La ponctualité (rires). Il nous est arrivé d’arriver avec deux heures de retard à un rendez-vous !

Votre plus grande déception ?
Le show-biz français. Que tu aies un disque d’or ou non, il faut toujours que tu repartes à zéro, à chaque album. C’est le sort des rappeurs.

Qu’aimeriez-vous lire à propos du 113, dans un ouvrage sur le hip-hop ?
« Le 113 a été le groupe le plus proche du peuple. » On distribue toujours nos flyers dans les rues, histoire de parler avec ceux qui nous écoutent. On aime se mélanger. On a banalisé la starification.

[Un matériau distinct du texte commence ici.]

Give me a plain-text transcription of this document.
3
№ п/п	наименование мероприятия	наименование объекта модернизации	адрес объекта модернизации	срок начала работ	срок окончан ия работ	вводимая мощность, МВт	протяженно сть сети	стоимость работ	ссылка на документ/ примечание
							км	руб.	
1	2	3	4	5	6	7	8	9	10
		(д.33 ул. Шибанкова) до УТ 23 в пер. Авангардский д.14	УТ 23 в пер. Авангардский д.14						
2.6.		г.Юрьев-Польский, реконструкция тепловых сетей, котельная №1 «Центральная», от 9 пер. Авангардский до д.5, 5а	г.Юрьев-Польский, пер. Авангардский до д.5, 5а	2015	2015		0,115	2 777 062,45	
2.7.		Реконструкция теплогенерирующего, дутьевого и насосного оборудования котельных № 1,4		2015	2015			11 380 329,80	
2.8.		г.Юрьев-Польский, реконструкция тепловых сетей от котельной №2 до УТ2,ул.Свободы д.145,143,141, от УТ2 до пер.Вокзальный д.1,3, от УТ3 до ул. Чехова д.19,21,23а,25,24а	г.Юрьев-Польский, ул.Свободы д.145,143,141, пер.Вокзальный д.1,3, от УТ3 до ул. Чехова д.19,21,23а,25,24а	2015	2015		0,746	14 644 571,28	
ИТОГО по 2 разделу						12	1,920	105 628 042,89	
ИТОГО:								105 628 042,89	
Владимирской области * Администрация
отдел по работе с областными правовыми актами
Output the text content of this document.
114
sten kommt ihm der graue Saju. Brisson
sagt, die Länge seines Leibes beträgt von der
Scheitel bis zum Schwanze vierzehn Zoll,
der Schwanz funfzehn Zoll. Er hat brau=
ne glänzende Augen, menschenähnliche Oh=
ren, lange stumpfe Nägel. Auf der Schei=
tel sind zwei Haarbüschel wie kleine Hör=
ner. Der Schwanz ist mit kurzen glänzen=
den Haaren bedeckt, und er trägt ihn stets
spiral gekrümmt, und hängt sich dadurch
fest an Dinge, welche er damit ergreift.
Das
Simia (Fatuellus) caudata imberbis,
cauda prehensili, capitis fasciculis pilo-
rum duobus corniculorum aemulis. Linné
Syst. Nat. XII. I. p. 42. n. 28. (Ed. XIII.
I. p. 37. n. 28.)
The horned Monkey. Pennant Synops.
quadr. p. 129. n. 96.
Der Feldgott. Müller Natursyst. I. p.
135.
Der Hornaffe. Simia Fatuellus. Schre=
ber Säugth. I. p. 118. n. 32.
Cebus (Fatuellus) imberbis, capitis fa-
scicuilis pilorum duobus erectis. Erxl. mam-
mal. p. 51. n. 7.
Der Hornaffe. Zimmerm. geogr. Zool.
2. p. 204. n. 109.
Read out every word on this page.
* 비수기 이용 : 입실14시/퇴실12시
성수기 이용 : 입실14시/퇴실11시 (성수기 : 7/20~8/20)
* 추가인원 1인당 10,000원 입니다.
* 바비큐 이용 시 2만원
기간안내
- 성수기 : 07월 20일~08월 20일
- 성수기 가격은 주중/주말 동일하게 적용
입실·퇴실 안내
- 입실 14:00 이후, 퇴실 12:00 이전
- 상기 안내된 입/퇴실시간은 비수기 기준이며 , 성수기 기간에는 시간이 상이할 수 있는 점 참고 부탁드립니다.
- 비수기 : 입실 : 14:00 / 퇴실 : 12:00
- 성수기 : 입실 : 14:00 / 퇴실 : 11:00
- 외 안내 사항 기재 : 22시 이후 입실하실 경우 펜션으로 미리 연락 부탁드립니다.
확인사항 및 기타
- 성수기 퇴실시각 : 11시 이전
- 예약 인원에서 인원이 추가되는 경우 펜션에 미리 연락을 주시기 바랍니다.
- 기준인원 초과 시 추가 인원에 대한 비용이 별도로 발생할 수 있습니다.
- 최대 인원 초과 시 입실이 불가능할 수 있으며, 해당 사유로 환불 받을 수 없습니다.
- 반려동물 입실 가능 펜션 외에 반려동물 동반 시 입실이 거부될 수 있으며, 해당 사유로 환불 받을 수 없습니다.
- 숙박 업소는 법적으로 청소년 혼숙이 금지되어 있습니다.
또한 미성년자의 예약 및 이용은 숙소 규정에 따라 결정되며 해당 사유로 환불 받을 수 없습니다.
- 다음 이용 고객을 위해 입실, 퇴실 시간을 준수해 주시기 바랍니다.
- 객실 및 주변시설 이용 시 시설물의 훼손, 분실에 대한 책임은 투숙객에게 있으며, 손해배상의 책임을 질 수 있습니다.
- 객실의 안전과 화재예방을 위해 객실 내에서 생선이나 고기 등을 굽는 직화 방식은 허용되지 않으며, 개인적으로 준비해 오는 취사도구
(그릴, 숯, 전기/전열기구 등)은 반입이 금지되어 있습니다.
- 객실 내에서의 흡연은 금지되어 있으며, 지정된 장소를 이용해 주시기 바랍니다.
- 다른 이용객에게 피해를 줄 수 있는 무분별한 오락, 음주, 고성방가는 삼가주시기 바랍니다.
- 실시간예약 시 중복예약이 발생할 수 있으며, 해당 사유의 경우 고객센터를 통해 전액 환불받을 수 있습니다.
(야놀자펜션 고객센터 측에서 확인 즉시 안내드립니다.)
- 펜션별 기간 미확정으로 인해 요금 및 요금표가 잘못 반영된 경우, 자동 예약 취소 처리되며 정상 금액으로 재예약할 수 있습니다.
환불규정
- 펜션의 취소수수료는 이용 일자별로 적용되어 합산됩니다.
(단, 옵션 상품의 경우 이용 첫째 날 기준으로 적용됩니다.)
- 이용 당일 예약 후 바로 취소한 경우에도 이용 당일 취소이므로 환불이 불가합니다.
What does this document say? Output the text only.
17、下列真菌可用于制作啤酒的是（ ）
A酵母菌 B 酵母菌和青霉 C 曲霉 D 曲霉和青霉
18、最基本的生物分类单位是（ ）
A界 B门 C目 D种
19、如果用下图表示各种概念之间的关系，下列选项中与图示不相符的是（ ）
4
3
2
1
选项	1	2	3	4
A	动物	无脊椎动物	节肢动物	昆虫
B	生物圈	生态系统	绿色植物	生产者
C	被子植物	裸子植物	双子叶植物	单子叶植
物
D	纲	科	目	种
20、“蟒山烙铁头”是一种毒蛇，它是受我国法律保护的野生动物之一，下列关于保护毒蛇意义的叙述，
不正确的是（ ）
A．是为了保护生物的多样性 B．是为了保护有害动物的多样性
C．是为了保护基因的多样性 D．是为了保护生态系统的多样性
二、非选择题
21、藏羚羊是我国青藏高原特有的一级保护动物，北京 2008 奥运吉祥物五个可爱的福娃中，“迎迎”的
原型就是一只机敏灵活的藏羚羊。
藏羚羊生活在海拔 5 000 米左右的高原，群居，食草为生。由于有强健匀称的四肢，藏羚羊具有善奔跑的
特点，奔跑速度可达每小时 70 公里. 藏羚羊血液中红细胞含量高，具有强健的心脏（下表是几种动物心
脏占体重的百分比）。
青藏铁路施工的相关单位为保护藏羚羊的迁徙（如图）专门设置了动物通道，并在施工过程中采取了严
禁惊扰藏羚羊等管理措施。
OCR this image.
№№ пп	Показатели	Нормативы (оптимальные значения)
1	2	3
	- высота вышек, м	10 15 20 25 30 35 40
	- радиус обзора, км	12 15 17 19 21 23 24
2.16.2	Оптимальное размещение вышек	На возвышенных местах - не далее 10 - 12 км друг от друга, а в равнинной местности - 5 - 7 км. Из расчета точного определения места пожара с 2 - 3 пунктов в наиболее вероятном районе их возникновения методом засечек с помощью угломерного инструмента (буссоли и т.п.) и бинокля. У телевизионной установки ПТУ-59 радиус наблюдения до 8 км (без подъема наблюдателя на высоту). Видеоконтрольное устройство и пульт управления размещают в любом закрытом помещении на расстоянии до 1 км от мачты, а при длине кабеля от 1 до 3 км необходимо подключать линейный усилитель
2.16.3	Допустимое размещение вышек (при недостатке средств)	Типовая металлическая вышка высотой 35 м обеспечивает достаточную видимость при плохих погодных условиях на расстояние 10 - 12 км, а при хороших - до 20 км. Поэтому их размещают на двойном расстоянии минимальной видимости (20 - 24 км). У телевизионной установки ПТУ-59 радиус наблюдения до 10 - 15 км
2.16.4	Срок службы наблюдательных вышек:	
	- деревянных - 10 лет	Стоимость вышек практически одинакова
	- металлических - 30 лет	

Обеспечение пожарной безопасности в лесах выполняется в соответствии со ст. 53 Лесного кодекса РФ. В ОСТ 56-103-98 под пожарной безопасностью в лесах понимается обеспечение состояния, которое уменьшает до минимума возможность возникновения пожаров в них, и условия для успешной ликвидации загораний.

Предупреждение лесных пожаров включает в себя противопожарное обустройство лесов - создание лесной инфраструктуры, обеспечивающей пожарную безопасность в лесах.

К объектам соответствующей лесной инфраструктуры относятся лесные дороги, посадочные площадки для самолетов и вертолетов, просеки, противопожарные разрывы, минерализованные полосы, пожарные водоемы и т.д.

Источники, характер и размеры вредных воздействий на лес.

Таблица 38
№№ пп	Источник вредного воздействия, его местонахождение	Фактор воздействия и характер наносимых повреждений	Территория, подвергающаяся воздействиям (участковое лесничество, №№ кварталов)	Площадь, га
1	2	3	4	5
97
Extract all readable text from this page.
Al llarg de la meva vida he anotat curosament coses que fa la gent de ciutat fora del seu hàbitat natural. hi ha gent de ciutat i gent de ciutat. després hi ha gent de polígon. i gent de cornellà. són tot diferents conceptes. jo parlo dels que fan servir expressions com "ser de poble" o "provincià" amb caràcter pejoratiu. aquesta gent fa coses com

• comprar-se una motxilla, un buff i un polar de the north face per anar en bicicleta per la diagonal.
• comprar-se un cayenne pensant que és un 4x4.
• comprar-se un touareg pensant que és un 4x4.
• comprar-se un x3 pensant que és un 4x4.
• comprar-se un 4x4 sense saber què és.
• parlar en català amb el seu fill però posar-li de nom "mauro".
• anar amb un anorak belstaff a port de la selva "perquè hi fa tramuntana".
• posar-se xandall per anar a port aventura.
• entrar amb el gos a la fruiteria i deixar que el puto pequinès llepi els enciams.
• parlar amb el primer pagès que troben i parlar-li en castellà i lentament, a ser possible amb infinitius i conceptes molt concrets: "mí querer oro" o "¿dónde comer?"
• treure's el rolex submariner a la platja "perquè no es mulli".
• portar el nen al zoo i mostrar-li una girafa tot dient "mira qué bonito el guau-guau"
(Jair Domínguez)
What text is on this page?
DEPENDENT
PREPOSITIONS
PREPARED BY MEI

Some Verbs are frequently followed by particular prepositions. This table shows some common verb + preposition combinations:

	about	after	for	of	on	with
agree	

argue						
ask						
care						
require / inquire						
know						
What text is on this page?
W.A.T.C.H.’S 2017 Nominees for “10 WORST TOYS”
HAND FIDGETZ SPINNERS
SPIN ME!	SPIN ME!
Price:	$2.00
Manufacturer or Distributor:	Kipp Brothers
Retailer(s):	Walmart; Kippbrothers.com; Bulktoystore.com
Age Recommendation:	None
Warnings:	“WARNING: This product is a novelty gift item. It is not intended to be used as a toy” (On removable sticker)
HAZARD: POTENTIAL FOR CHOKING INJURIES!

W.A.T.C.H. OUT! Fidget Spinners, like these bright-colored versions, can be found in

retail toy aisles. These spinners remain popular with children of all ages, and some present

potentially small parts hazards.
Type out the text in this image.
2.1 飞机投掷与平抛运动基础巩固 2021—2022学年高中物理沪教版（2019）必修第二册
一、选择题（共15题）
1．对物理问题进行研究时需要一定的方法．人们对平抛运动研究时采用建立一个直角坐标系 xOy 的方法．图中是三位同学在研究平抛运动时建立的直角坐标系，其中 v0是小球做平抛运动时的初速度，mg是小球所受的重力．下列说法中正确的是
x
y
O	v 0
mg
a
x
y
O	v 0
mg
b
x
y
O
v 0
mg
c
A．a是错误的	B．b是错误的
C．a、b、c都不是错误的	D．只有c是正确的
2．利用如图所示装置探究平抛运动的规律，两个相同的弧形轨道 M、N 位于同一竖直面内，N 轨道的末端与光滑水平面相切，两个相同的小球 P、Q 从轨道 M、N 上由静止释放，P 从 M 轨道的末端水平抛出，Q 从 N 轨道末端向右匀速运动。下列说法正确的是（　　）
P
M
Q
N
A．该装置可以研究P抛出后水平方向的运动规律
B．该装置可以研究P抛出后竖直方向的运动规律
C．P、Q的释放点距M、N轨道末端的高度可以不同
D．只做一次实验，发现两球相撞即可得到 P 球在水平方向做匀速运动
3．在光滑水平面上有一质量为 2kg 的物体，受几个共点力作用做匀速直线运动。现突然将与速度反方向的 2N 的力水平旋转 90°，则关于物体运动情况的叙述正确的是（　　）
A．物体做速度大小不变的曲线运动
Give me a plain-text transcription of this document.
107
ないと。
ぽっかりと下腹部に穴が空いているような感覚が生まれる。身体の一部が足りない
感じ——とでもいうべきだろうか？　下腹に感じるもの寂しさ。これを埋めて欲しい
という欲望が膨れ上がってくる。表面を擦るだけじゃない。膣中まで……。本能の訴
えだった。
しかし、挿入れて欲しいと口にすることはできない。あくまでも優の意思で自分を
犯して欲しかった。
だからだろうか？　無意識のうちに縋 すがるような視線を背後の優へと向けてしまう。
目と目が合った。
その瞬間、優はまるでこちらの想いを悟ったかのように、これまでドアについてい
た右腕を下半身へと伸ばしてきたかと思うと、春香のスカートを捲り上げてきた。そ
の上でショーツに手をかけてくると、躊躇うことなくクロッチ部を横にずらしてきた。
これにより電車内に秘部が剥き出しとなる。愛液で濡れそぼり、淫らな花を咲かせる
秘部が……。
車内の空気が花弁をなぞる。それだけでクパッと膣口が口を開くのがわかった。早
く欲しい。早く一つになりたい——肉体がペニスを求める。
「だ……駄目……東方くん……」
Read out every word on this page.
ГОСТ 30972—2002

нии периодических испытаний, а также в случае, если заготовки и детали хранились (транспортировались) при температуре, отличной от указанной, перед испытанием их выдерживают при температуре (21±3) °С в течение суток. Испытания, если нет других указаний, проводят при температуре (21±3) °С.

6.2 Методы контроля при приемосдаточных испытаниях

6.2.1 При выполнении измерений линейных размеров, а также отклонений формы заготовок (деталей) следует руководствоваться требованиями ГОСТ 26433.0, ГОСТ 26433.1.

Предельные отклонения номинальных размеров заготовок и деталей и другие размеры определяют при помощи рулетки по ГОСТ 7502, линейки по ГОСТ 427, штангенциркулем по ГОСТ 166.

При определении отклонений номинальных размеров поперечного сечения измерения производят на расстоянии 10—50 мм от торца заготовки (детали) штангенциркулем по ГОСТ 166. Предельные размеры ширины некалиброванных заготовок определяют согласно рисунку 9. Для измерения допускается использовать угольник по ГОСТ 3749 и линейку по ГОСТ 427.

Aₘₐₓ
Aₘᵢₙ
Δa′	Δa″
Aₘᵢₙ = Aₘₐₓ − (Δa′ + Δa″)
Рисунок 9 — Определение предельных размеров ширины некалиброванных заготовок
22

Votre plus grande victoire ?
Que notre musique ait traversé les frontières et soit connue sur deux continents, l’Afrique et l’Europe.

Votre plus grand album ?
Ce n’est pas un album, mais un maxisingle, Ni barreaux, ni barrières, ni frontières, paru en 1998. Ce sont toutes nos années de frustration que l’on avait projetées sur un CD. Notre journal intime, en quelque sorte.

Votre concert le plus mémorable ?
Les divers concerts à l’Olympia que nous avons pu faire. C’est là qu’on a ressenti nos plus fortes émotions. Quelle acoustique !

Votre plus belle rencontre ?
Zinedine Zidane, cette année. Il a une aura terrible ! On ne peut pas oublier 1998 et la Coupe du monde française. Il faut comprendre que notre génération ne croyait plus en rien. Tous les jeunes issus de l’immigration n’avaient pas eu l’enfance qu’ils auraient voulue. C’était l’époque de la double peine, de Pasqua, des skins racistes. Alors, quand on a vécu cette victoire au Mondial, avec des types comme Zidane ou Thuram… on peut dire qu’ils nous ont inspirés.

Le rêve que vous aimeriez réaliser ?
Que le 113 crée une fondation. Inscrire dans la réalité tout ce qu’on a pu faire passer dans nos messages. Que tout ça devienne autre chose que de la musique. On aimerait aider l’enfance, ici et en Afrique.